Lorsque la bourgeoisie a cessé d’être progressiste, elle a fragmenté sa vision du monde, de plus en plus. De l’impressionnisme, on est passé au cubisme, de l’esprit libéral concurrentiel au monopolisme, de l’art moderne à l’art contemporain.

Martin Heidegger

La bourgeoisie sait par un instinct de classe que pour freiner la révolution socialiste, elle doit générer des obstacles au matérialisme dialectique : ce sont les idéologies qui nient l’existence des classes sociales, de la société, de l’humanité, de l’humain.

Il s’agit pour la bourgeoisie de nier la vue d’ensemble, et de passer de la société à l’individu, de l’individu à son inconscient, tout cela afin de nier la possibilité d’une unification de classe du prolétariat pour dépasser la bourgeoisie elle-même. La bourgeoisie est obligée, par refus du matérialisme, de basculer dans la subjectivité.

A la fin du XIXe siècle et au début du XXe siècle, les pays capitalistes devenant impérialistes ont ainsi charrié un nombre très important de conceptions irrationnelles, largement influencées par la collision entre la bourgeoisie dominante et l’aristocratie toujours présente, entre le capitalisme triomphant et les caractéristiques encore largement agraires de cette société.

La bourgeoisie a repris le romantisme aristocratique à son compte, pour exiger davantage de modernité contre le monde moderne lui-même, dans ce qui est à la fois une vision « post-moderne » et une « révolte contre le monde moderne » théorisée par des figures célèbres comme Samuel Beckett, Henri Bergson, Sigmund Freud, Michel Foucault, Roland Barthes, Edmund Husserl, Martin Heidegger, Jean-Paul Sartre, Theodor W. Adorno, Herbert Marcuse… et cela jusqu’à Lady Gaga et Oussama Bin Laden.

Ce n’est pas le moindre des paradoxes, en effet, que la révolution iranienne et l’islamisme radical soient deux phénomènes puisant directement leur idéologie dans les cours universitaires et les auteurs post-modernes, tout en se voulant une « rupture » avec la culture de l’époque de l’impérialisme.

Là est la difficulté de la bourgeoisie décadente, produisant à la fois une vision « post-moderne » et une « révolte contre le monde moderne » : l’islamiste radical et le bourgeois bohème hipster et queer sont deux faces de la même pièce.

La bourgeoisie française a joué un rôle historique dans ce processus. Elle est même au cœur du processus intellectuel ayant réalisé la pensée post-moderne. C’est la France qui a produit des figures clefs comme Samuel Beckett, Jacques Derrida, Michel Foucault, figures clefs du « post-modernisme » et, à ce titre, adulés dans les facultés américaines.

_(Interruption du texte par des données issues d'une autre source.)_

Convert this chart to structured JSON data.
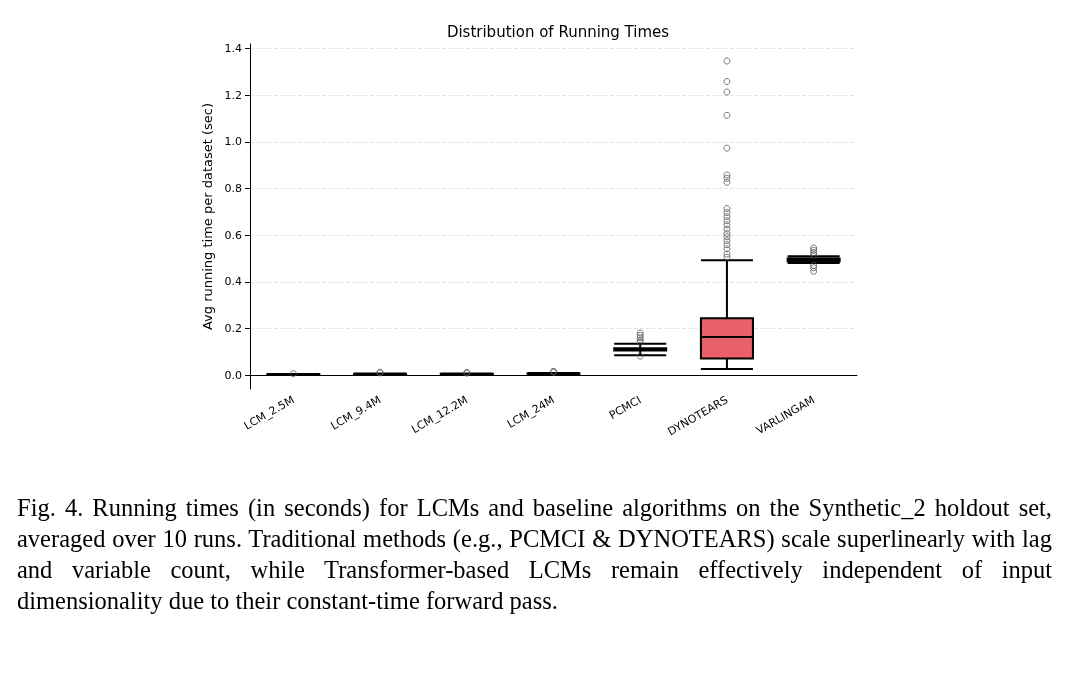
{
  "chart_data": {
    "type": "box",
    "title": "Distribution of Running Times",
    "ylabel": "Avg running time per dataset (sec)",
    "categories": [
      "LCM_2.5M",
      "LCM_9.4M",
      "LCM_12.2M",
      "LCM_24M",
      "PCMCI",
      "DYNOTEARS",
      "VARLINGAM"
    ],
    "boxes": [
      {
        "low": 0.001,
        "q1": 0.002,
        "median": 0.002,
        "q3": 0.003,
        "high": 0.004,
        "outliers": [
          0.006
        ]
      },
      {
        "low": 0.002,
        "q1": 0.003,
        "median": 0.004,
        "q3": 0.005,
        "high": 0.006,
        "outliers": [
          0.009,
          0.012
        ]
      },
      {
        "low": 0.002,
        "q1": 0.003,
        "median": 0.004,
        "q3": 0.005,
        "high": 0.006,
        "outliers": [
          0.008,
          0.011
        ]
      },
      {
        "low": 0.003,
        "q1": 0.005,
        "median": 0.006,
        "q3": 0.007,
        "high": 0.009,
        "outliers": [
          0.012,
          0.016
        ]
      },
      {
        "low": 0.085,
        "q1": 0.105,
        "median": 0.11,
        "q3": 0.115,
        "high": 0.134,
        "outliers": [
          0.14,
          0.15,
          0.16,
          0.17,
          0.18,
          0.081
        ]
      },
      {
        "low": 0.026,
        "q1": 0.071,
        "median": 0.163,
        "q3": 0.243,
        "high": 0.492,
        "outliers": [
          0.505,
          0.519,
          0.541,
          0.559,
          0.576,
          0.593,
          0.607,
          0.626,
          0.644,
          0.662,
          0.679,
          0.697,
          0.714,
          0.827,
          0.844,
          0.858,
          0.973,
          1.114,
          1.214,
          1.259,
          1.347
        ]
      },
      {
        "low": 0.481,
        "q1": 0.488,
        "median": 0.494,
        "q3": 0.5,
        "high": 0.509,
        "outliers": [
          0.515,
          0.525,
          0.535,
          0.545,
          0.47,
          0.46,
          0.445
        ]
      }
    ],
    "color": "#e8606a",
    "ylim": [
      -0.06,
      1.42
    ],
    "yticks": [
      {
        "value": 0,
        "label": "0.0"
      },
      0.2,
      0.4,
      0.6,
      0.8,
      {
        "value": 1,
        "label": "1.0"
      },
      1.2,
      1.4
    ],
    "grid": "y",
    "annotations": [
      "Fig. 4. Running times (in seconds) for LCMs and baseline algorithms on the Synthetic_2 holdout set, averaged over 10 runs. Traditional methods (e.g., PCMCI & DYNOTEARS) scale superlinearly with lag and variable count, while Transformer-based LCMs remain effectively independent of input dimensionality due to their constant-time forward pass."
    ]
  }
}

A ce titre, Michel Foucault a parfaitement raison de dire qu’il y a toute une histoire de la pensée anti-matérialiste dialectique qui puise dans les années 1950, histoire dont il fait partie lui-même :

J’ai lu récemment dans des journaux que les intellectuels français ont cessé d’être marxistes à partir de 1975, et à cause de Soljenitsyne. Il y a de quoi éclater de rire. Beckett, En attendant Godot [1953], c’est quand ?

Les premiers articles de Barthes, sur les Mythologies [1957], c’est quand ? Les concerts du Domaine musical [de Pierre Boulez organisant des concerts de « musique nouvelle », 1954], c’est quand ? Lévi-Strauss [auteur de Tristes tropiques, 1955], c’est quand ? Et [Philippe] Ariès [traditionaliste fasciste historien des mentalités des années 1960] ?

Il y a eu, disons de 1950 à 1960, toute une série d’événements majeurs, qui ont formé une planète culturelle, esthétique, scientifique et artistique d’un tout autre type que ce qui avait pu être élaboré ou légué par le marxisme et la phénoménologie.

(entretien avec A. Farge et les journalistes du Matin F. Dumont et J.-P. Iommi-Amunategui, Le Matin, 21 février 1984)

Réfuter l’idéologie de l’existentialisme et de la phénoménologie, de l’art contemporain et de la « révolte contre le monde moderne », est un devoir en défense du matérialisme dialectique.